NEW YORK (CNN/Money) -
Manufacturing growth slowed to the weakest pace in nearly two years in May, a survey of industry executives showed Wednesday, a sign the two-year-old industrial expansion could be running out of steam.
The report also pointed to far lower inflationary pressures at the nation's manufacturers, raising hopes on Wall Street that the Federal Reserve may soon pause or end its policy of raising interest rates at every meeting since June of 2004.
The Institute for Supply Management said its closely watched manufacturing index fell to 51.4 last month, down from 53.3 in April.
Any reading above 50 indicates growth in the sector, while a reading below that points to contraction. May was the 24th straight month of growth but was also the weakest reading since June 2003, when the current expansion in manufacturing was just getting started.
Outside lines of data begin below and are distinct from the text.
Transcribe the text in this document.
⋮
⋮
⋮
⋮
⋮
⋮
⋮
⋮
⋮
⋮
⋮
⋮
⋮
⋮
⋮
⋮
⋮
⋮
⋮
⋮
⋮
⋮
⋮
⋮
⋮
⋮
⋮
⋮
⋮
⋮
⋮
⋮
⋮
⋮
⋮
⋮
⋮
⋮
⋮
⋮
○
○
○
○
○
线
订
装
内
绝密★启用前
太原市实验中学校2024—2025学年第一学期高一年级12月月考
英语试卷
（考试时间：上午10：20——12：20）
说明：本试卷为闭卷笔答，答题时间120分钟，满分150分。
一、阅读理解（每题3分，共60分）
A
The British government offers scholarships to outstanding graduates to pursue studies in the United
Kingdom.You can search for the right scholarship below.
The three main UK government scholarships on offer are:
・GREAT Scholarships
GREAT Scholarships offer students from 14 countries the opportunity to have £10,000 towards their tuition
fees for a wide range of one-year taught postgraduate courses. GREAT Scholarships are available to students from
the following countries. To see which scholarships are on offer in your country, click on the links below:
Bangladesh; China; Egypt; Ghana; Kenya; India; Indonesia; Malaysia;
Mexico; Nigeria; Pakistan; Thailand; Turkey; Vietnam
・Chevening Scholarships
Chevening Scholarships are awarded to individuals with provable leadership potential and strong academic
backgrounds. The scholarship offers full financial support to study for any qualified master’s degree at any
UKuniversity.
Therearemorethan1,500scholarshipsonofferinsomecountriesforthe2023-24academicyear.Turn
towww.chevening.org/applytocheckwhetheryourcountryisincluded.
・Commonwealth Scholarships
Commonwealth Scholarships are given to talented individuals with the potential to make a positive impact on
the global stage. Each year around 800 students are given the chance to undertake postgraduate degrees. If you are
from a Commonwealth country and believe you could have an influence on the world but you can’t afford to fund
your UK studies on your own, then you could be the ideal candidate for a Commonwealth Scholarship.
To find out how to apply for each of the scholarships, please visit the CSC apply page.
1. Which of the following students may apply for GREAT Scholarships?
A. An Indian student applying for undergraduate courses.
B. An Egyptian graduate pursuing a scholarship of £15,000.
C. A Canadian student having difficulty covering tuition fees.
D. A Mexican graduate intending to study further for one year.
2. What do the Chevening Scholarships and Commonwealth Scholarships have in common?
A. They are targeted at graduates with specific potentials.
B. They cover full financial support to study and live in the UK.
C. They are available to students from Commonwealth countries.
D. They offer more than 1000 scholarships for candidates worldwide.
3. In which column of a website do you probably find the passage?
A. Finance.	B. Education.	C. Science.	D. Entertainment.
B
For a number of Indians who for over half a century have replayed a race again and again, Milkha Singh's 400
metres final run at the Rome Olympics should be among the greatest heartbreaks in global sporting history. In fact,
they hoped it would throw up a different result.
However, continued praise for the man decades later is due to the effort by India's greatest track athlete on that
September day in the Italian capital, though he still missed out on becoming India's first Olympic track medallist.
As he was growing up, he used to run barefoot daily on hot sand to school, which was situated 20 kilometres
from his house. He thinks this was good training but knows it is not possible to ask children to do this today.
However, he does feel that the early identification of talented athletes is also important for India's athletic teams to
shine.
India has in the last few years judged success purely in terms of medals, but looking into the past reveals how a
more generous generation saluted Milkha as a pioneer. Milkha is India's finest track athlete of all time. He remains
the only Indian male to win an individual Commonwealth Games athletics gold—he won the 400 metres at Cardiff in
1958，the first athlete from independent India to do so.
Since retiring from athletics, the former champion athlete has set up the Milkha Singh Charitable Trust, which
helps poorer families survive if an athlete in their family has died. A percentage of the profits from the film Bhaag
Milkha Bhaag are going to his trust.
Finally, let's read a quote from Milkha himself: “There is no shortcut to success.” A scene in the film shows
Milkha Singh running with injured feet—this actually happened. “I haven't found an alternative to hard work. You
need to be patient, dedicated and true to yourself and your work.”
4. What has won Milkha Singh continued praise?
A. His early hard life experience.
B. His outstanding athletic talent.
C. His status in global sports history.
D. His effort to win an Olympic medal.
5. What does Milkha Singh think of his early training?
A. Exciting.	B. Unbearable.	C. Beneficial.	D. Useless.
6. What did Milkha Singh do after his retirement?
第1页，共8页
"While this represents the longest period of growth in the last 16 years, the data also indicates that the sector is losing momentum," Norbert Ore, chair of the ISM's Manufacturing Business Survey Committee, said in a statement. "The rate of growth in new orders continues to decline. The manufacturing sector is definitely slowing."
Economists surveyed by Briefing.com had forecast that the May index would come in at 52.0.
The group said the stronger dollar and high energy costs had become a drag on manufacturers. A stronger dollar makes U.S. goods more expensive to overseas buyers.
In its report, the group said its reading on employment fell to 48.8, ending 18 straight months of hiring growth in the sector. That shift comes ahead of Friday's closely watched May job report.
But the component showing the biggest drop was prices paid, which tumbled to 58.0 from 71.0 in April -- a sign that inflationary pressures were easing for manufacturers.
The percentage of those surveyed reporting paying higher prices fell to 32 percent from 52 percent in May, while those paying lower prices soared to 16 percent from 10 percent in April and only 5 percent in March.
The weaker-than-expected report and the lowered inflationary pressures fueled a big rally on Wall Street, as investors welcomed the prospect of a possible slowdown -- or pause -- in the Fed's rate hikes.
Stocks posted big gains and a bond market rally drove the yield on the 10-year Treasury down to 3.90 percent. Bond prices and yields move in opposite directions.
"The market has been worried about inflation and it has been worried about the Fed and this relieves them on both fronts," Milton Ezrati, senior economic strategist, Lord Abbett & Co., told Reuters.
But even with a contraction in manufacturing on the horizon and lower inflationary pressure, at least one Fed watcher said it's too soon to say the Fed is near the end of its "measured" rate hikes.
"This idea that the Fed is close to done is very puzzling," said Greg Valliere of the Stanford Washington Research Group.
"We should have economic growth of more than 3 percent this quarter. I think the Fed is concerned about a possible housing bubble and about us getting close to full employment. I think this is one of the rare occasions were the market has it wrong."
May marked the 11th straight month the ISM manufacturing index has declined. If manufacturing starts to contract, that can have implications outside the industrial sector.
For example, the Fed, the nation's central bank, has never raised rates during Chairman Alan Greenspan's tenure when the ISM manufacturing index stood below 50.0.